Discovering and exploring an interest are the first steps toward developing a passion that may last a lifetime and provides a cognitive structure for intellectual endeavors. At Peninsula School, the Activities and Choice programs expose students to a broad range of topics, concepts and opportunities, and integration of the Arts encourages new perspectives about the world around them.

  • Activity period occurs for one hour each day. Beginning in K–1, children choose the Activity they attend and choose what they will do there. Activities include Art, Science, Clay, Woodshop, Math, Library, Weaving, PE, and Music. There is not a curriculum set by teachers for children to follow. Children are encouraged to follow their interests and passions and design their own projects. Specialist teachers provide supervision and offer advice and guidance as needed. There is one Activities period each day for Primary and one each day for Upper School. Activities classes consist of a mixed age of students, providing an expanded social pool and strengthening the bonds of community across grade levels in a natural way.

    Lower school students choose their activity each day. However, space is limited, so they learn the importance of flexibility when their top choice is filled before they sign up. Upper School students may choose any Activity they wish, or choose to spend that time how they’d like. Students may be found playing a game with friends, talking with a teacher, or doing class work.

    In addition to Activity period, students have art, science, library, PE, and math classes integrated into their week.
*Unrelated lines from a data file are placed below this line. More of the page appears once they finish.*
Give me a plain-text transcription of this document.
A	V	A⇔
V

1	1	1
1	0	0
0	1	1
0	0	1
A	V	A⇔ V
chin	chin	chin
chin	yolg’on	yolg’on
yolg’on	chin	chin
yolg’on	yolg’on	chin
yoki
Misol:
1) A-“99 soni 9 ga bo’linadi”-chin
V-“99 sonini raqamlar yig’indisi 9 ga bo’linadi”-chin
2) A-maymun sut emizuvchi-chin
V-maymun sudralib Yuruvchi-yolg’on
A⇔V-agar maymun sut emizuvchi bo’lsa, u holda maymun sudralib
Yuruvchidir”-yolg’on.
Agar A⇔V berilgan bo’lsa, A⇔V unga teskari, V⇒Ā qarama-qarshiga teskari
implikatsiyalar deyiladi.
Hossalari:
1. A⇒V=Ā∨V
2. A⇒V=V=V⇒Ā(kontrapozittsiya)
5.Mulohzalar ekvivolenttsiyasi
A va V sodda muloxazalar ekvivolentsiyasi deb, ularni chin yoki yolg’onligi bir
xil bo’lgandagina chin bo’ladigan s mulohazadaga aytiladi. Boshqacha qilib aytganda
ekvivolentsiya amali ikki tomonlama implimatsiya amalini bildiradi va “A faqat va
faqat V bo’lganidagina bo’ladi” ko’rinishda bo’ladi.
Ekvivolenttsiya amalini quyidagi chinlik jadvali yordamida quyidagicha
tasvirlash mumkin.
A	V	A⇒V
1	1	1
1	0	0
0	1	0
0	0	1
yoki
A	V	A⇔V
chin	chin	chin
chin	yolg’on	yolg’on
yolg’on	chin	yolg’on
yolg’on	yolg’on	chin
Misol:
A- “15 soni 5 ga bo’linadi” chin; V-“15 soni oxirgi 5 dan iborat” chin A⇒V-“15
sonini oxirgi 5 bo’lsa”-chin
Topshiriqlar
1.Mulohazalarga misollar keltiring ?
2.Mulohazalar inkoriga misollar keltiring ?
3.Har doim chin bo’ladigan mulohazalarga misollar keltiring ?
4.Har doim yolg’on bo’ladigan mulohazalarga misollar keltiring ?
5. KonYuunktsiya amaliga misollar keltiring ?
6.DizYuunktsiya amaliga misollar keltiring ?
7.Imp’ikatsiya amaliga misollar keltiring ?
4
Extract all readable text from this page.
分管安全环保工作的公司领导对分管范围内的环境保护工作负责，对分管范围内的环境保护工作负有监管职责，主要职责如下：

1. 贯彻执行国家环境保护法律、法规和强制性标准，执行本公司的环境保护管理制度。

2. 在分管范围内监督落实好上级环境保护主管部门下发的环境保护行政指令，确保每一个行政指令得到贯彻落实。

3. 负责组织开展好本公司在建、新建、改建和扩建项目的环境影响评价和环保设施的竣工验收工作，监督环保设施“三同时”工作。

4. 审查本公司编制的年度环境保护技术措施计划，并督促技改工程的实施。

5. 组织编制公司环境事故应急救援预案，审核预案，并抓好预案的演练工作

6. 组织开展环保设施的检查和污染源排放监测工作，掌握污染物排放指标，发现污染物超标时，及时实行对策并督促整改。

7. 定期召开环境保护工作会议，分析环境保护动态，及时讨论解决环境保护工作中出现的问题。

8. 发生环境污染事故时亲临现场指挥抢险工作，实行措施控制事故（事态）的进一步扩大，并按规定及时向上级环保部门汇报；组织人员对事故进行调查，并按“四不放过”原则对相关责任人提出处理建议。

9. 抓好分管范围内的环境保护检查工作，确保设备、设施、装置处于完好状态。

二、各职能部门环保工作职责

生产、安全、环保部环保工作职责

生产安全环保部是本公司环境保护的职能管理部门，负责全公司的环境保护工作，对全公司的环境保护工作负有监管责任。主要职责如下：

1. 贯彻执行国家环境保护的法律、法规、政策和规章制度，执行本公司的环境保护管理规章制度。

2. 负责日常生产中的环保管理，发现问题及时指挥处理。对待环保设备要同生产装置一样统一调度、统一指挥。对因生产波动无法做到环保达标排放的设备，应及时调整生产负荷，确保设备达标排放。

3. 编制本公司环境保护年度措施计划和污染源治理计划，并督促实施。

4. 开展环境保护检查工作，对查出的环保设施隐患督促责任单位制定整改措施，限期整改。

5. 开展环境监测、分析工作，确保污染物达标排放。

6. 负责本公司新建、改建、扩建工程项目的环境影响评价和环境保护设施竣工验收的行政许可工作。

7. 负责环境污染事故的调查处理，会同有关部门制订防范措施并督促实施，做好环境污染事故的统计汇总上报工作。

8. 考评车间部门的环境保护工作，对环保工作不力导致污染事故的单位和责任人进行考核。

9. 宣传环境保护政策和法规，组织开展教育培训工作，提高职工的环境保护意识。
  • The Choice Program is offered to Upper School students. Choice units are classes of specific interest that teachers have developed which are conducted in an intensive and focused way. Choice units are 2–3 week sessions for an hour a day. Also, because students enroll in Choice classes based on interest rather than on age, the resulting mix enables them to experience learning outside their own classrooms and in a variety of situations and groups. Choice topics are wide ranging and change from year-to-year, although some are offered annually. Some examples are Batik, The World of Tea, Jane Austen, Pasta-Making, Basketball, or the Year of 1992.

  • At Peninsula School, the arts hold a special place in our day EVERY day.

    In the classroom, challenging intellectual themes are approached through multiple forms: visual, tactile, musical, dramatic, and verbal, with the arts acting as a catalyst to help children respond and create meaning. Through this integration of the arts and academics, students learn that the way knowledge and ideas are expressed is as important as the content: a description of a heritage oak on campus could be a scientific documentation or it could be poetry. The number twelve could be six plus six, but it could also be expressed as the number of notes per measure in music, as the number of columns in a block construction, or simply as one dozen.

    In the studios, specialists in the fields of woodworking, art, ceramics, weaving, music, and drama engage students in vigorous hands-on inquiries. Students learn to take creative risks, they learn that the arts contain emotion as well as intellect, and they learn that they can have experiences in the arts that they cannot have from any other source. In recognition of this, the arts are celebrated throughout Peninsula.

    We recognize that learning through the arts allows children to express what they may not yet be able to express verbally and teaches them that there is more than one solution to a problem. Through the arts, children learn cultural diversity and heritage, they learn to make qualitative judgments, to work independently as well as in a group, to notice and appreciate subtleties, to be flexible, and to celebrate the many ways the world around them is experienced and interpreted.